Bug #12798
closed
Web UI allows IP Aliases and 1:1 NAT to share IP on same interface - ends in routing issues
0%
Description
I've found an issue where if you configure an IP Alias and use that same external IP for a static (1:1) NAT then issues with routing occur where all gateways become unavailable. A genericised example below based upon my config:
Interface: WAN
WAN IP: 1.2.3.4/32
WAN GW: 5.6.7.8 (non-local gateway)
Alias: 1.2.3.5/32
And a 1:1 NAT for 1.2.3.5/32 to host 10.1.2.3/32.
The symptoms are a loss of connectivity via a gateway after a while (it's not instant) whether gateway monitoring is enabled or not.
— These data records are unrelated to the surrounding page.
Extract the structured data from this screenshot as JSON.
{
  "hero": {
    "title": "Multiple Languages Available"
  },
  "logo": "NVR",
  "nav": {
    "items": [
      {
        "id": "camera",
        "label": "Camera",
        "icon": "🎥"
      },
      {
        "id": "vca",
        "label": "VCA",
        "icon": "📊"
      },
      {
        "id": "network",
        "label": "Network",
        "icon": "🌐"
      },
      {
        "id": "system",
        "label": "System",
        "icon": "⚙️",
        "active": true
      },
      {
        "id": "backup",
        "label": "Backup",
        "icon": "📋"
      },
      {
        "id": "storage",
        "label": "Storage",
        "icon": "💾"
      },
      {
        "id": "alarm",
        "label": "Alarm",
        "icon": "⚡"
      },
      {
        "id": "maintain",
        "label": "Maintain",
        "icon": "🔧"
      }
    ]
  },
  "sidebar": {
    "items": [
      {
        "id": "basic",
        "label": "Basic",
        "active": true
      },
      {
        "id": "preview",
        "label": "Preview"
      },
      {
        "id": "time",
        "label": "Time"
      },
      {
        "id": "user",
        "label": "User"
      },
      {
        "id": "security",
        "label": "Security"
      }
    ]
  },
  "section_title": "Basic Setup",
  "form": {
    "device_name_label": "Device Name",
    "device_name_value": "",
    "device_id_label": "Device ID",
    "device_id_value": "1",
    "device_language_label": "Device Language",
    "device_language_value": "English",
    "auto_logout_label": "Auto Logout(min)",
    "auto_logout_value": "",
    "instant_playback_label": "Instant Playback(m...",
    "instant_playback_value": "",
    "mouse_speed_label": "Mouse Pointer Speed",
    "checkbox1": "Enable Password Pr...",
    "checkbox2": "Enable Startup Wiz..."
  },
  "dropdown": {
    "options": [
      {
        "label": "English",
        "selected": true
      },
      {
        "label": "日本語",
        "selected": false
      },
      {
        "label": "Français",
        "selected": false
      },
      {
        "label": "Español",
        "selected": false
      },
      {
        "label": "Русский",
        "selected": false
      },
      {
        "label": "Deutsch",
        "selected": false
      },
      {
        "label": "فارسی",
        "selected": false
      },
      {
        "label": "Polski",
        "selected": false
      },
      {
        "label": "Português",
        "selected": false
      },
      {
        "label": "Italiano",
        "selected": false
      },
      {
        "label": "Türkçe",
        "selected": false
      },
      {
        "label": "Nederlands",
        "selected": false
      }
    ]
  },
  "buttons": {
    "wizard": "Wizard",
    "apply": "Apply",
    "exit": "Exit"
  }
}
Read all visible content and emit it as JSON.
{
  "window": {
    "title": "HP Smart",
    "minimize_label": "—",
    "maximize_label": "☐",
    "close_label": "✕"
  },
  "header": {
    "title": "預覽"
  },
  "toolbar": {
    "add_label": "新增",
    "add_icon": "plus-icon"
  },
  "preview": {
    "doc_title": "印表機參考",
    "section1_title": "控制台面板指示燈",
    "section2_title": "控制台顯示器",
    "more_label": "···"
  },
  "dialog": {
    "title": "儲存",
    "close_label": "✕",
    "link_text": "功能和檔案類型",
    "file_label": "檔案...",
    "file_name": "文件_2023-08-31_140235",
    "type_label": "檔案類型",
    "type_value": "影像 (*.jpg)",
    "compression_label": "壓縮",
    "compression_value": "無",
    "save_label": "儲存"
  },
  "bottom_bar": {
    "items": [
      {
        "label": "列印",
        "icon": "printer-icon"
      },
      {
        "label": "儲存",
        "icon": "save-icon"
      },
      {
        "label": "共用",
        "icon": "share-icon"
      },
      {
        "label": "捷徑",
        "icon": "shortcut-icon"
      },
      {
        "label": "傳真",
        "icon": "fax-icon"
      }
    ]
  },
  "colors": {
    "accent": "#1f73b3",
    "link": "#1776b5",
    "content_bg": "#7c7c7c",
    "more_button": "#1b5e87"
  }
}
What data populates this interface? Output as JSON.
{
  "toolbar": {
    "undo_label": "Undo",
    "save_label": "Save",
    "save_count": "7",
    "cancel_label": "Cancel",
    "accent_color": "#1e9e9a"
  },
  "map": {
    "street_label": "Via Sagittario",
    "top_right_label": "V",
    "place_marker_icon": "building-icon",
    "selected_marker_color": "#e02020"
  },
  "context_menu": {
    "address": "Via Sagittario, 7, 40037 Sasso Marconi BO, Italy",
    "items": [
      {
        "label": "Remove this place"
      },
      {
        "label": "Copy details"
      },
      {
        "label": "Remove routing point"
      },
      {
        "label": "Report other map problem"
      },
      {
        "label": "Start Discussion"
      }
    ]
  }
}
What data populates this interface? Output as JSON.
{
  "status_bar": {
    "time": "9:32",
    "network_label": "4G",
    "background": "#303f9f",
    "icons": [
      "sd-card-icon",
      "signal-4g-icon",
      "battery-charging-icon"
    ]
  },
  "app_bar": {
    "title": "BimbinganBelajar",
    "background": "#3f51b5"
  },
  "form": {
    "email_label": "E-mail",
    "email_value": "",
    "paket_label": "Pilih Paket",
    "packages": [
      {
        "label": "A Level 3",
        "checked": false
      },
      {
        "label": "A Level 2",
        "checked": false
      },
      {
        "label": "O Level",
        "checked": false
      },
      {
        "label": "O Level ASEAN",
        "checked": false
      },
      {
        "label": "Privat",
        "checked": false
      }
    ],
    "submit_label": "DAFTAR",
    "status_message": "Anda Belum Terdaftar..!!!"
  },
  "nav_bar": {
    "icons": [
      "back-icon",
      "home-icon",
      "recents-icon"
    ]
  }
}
Connectivity is instantly restored by deleting the IP aliases.
Updated by Paul Parkin over 3 years ago
This is also an issue in 2.5.2, but I hadn't figured out what caused the issue until today having upgraded to 2.6/22.01.
Updated by Jim Pingle over 3 years ago
- Status changed from New to Not a Bug
I have a few systems here with that kind of configuration and none have the problems you describe, and that is a very common use case of VIPs and 1:1 NAT. You might be hitting some variation of #11545 but there isn't enough information here to tell, and it's not something we can reproduce.
This site is not for support or diagnostic discussion.
For assistance in solving problems, please post on the Netgate Forum or the pfSense Subreddit .
See Reporting Issues with pfSense Software for more information.
Updated by Paul Parkin over 3 years ago
This isn't a request for support... I've already specified what the symptoms are, the cause and how to fix it. :)
I am able to replicate this and send somebody at Netgate the XML config from the firewall that will break the installation 100% of the time when applied though restore.
Updated by Jim Pingle over 3 years ago
It's possible it's specifically related to your use of a non-local gateway (which is not a typical use case) and not a general NAT+IP Alias issue. If that is the case, the title and description are wrong.
There is NOT enough information here -- please start a forum thread and supply, at a minimum, the contents of the routing table (netstat -rn) and the interface configuration (ifconfig -a) both when it's working and when it is not working. There is a lot more to discuss and diagnose here, the problem report is far from complete and this is not the place to figure out the details.